Positive and Negative States

Have you ever wondered why some days we can wake up feeling bright and able to cope with the day and other times, for no obvious external reasons, we can feel ‘down’ or even depressed?

External events can help create positive and negative states and behaviour in us but they are not the only cause. What makes two patients who have been admitted to hospital with kidney failure react in such different ways? One bewails his bad luck and finds fault with everything and everyone whereas the other is thankful that it is not more serious and that he has such a caring family who will support him in the future.

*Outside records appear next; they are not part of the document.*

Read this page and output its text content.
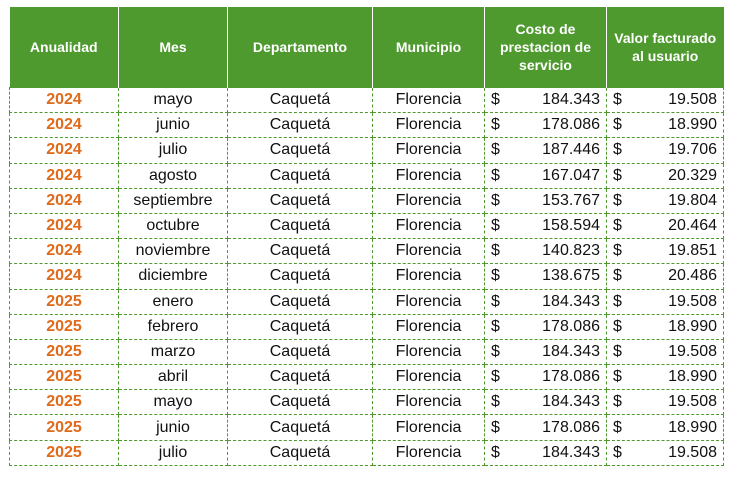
Anualidad	Mes	Departamento	Municipio	Costo de prestacion de servicio	Valor facturado al usuario
2024	mayo	Caquetá	Florencia	$ 184.343	$ 19.508

2024	junio	Caquetá	Florencia	$ 178.086	$ 18.990

2024	julio	Caquetá	Florencia	$ 187.446	$ 19.706

2024	agosto	Caquetá	Florencia	$ 167.047	$ 20.329

2024	septiembre	Caquetá	Florencia	$ 153.767	$ 19.804

2024	octubre	Caquetá	Florencia	$ 158.594	$ 20.464

2024	noviembre	Caquetá	Florencia	$ 140.823	$ 19.851

2024	diciembre	Caquetá	Florencia	$ 138.675	$ 20.486

2025	enero	Caquetá	Florencia	$ 184.343	$ 19.508

2025	febrero	Caquetá	Florencia	$ 178.086	$ 18.990

2025	marzo	Caquetá	Florencia	$ 184.343	$ 19.508

2025	abril	Caquetá	Florencia	$ 178.086	$ 18.990

2025	mayo	Caquetá	Florencia	$ 184.343	$ 19.508

2025	junio	Caquetá	Florencia	$ 178.086	$ 18.990

2025	julio	Caquetá	Florencia	$ 184.343	$ 19.508
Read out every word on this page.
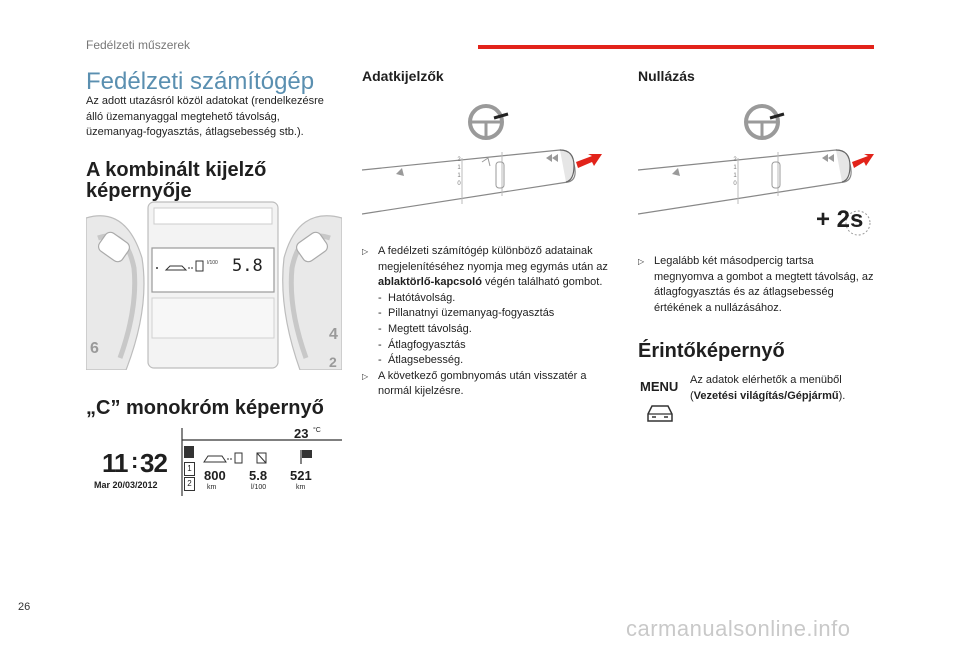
Fedélzeti műszerek
Fedélzeti számítógép
Az adott utazásról közöl adatokat (rendelkezésre álló üzemanyaggal megtehető távolság, üzemanyag-fogyasztás, átlagsebesség stb.).
A kombinált kijelző
képernyője
l/100 5.8
6
4
2
„C” monokróm képernyő
11 : 32
Mar 20/03/2012
23 °C
1
2
800
km
5.8
l/100
521
km
Adatkijelzők
2
1
1
0
▷ A fedélzeti számítógép különböző adatainak megjelenítéséhez nyomja meg egymás után az ablaktörlő-kapcsoló végén található gombot.
- Hatótávolság.
- Pillanatnyi üzemanyag-fogyasztás
- Megtett távolság.
- Átlagfogyasztás
- Átlagsebesség.
▷ A következő gombnyomás után visszatér a normál kijelzésre.
Nullázás
2
1
1
0
+ 2s
▷ Legalább két másodpercig tartsa megnyomva a gombot a megtett távolság, az átlagfogyasztás és az átlagsebesség értékének a nullázásához.
Érintőképernyő
MENU Az adatok elérhetők a menüből (Vezetési világítás/Gépjármű).
26
carmanualsonline.info
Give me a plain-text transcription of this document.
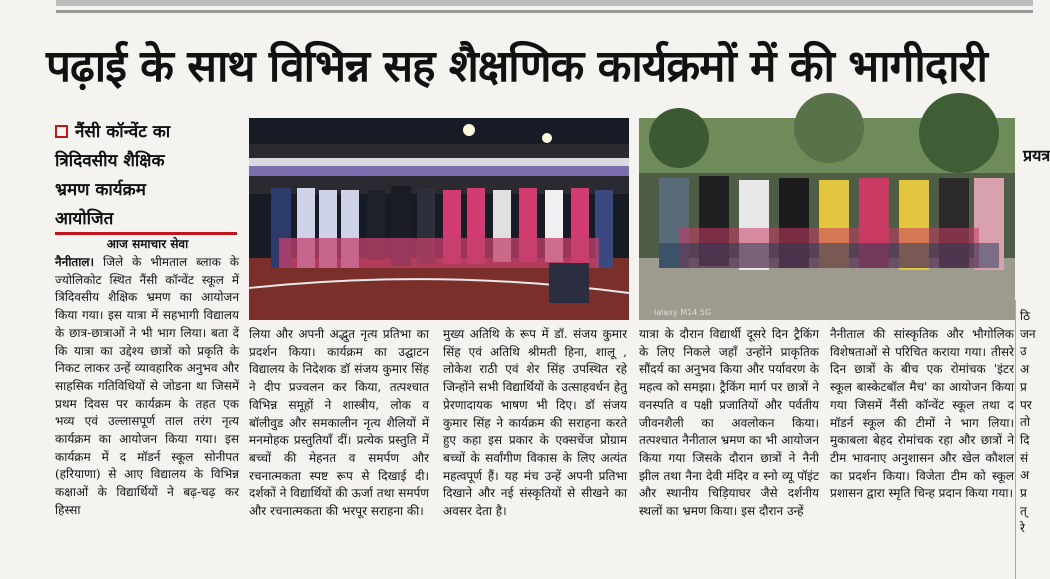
पढ़ाई के साथ विभिन्न सह शैक्षणिक कार्यक्रमों में की भागीदारी
नैंसी कॉन्वेंट का
त्रिदिवसीय शैक्षिक
भ्रमण कार्यक्रम
आयोजित
आज समाचार सेवा

नैनीताल। जिले के भीमताल ब्लाक के ज्योलिकोट स्थित नैंसी कॉन्वेंट स्कूल में त्रिदिवसीय शैक्षिक भ्रमण का आयोजन किया गया। इस यात्रा में सहभागी विद्यालय के छात्र-छात्राओं ने भी भाग लिया। बता दें कि यात्रा का उद्देश्य छात्रों को प्रकृति के निकट लाकर उन्हें व्यावहारिक अनुभव और साहसिक गतिविधियों से जोडना था जिसमें प्रथम दिवस पर कार्यक्रम के तहत एक भव्य एवं उल्लासपूर्ण ताल तरंग नृत्य कार्यक्रम का आयोजन किया गया। इस कार्यक्रम में द मॉडर्न स्कूल सोनीपत (हरियाणा) से आए विद्यालय के विभिन्न कक्षाओं के विद्यार्थियों ने बढ़-चढ़ कर हिस्सा

lalaxy M14 5G

लिया और अपनी अद्भुत नृत्य प्रतिभा का प्रदर्शन किया। कार्यक्रम का उद्घाटन विद्यालय के निदेशक डॉ संजय कुमार सिंह ने दीप प्रज्वलन कर किया, तत्पश्चात विभिन्न समूहों ने शास्त्रीय, लोक व बॉलीवुड और समकालीन नृत्य शैलियों में मनमोहक प्रस्तुतियाँ दीं। प्रत्येक प्रस्तुति में बच्चों की मेहनत व समर्पण और रचनात्मकता स्पष्ट रूप से दिखाई दी। दर्शकों ने विद्यार्थियों की ऊर्जा तथा समर्पण और रचनात्मकता की भरपूर सराहना की।

मुख्य अतिथि के रूप में डॉ. संजय कुमार सिंह एवं अतिथि श्रीमती हिना, शालू , लोकेश राठी एवं शेर सिंह उपस्थित रहे जिन्होंने सभी विद्यार्थियों के उत्साहवर्धन हेतु प्रेरणादायक भाषण भी दिए। डॉ संजय कुमार सिंह ने कार्यक्रम की सराहना करते हुए कहा इस प्रकार के एक्सचेंज प्रोग्राम बच्चों के सर्वांगीण विकास के लिए अत्यंत महत्वपूर्ण हैं। यह मंच उन्हें अपनी प्रतिभा दिखाने और नई संस्कृतियों से सीखने का अवसर देता है।

यात्रा के दौरान विद्यार्थी दूसरे दिन ट्रैकिंग के लिए निकले जहाँ उन्होंने प्राकृतिक सौंदर्य का अनुभव किया और पर्यावरण के महत्व को समझा। ट्रैकिंग मार्ग पर छात्रों ने वनस्पति व पक्षी प्रजातियों और पर्वतीय जीवनशैली का अवलोकन किया। तत्पश्चात नैनीताल भ्रमण का भी आयोजन किया गया जिसके दौरान छात्रों ने नैनी झील तथा नैना देवी मंदिर व स्नो व्यू पॉइंट और स्थानीय चिड़ियाघर जैसे दर्शनीय स्थलों का भ्रमण किया। इस दौरान उन्हें

नैनीताल की सांस्कृतिक और भौगोलिक विशेषताओं से परिचित कराया गया। तीसरे दिन छात्रों के बीच एक रोमांचक 'इंटर स्कूल बास्केटबॉल मैच' का आयोजन किया गया जिसमें नैंसी कॉन्वेंट स्कूल तथा द मॉडर्न स्कूल की टीमों ने भाग लिया। मुकाबला बेहद रोमांचक रहा और छात्रों ने टीम भावनाए अनुशासन और खेल कौशल का प्रदर्शन किया। विजेता टीम को स्कूल प्रशासन द्वारा स्मृति चिन्ह प्रदान किया गया।

प्रयत्र
ठि जन उ अ प्र पर तो दि सं अ प्र त् रे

Our outer mind tends to be focussed on the world around us because our physical senses dominate. So it is natural to fall in with the idea that all there is to life is what we can see, hear and touch, and that we are separate from others. When we believe this and rely solely on our own abilities and ideas we can easily feel overwhelmed and vulnerable to negative states.

no man is an island

The reality is, however, that we are all interconnected at the spiritual level. If we are honest with ourselves we know that we need people and rely on others all the time.

 “No man is an island, entire of itself” (John Donne)

This network of interdependence and connectedness involves more people than we are aware of in this world. Emanuel Swedenborg said that all our thoughts and feelings flow into us through unseen spiritual companions. This may sound strange to you if you haven’t thought about it before but it explains how an idea can suddenly pop into our mind. So where is the real ‘me’ in all of this?

We have been given the freedom to choose which thoughts and feelings to identify with and make our own. We are in control of the tuning switch and can choose whether to tune into Radio Heaven or Radio Hell.

The choice is yours – choose to identify with your positive thoughts and feelings today!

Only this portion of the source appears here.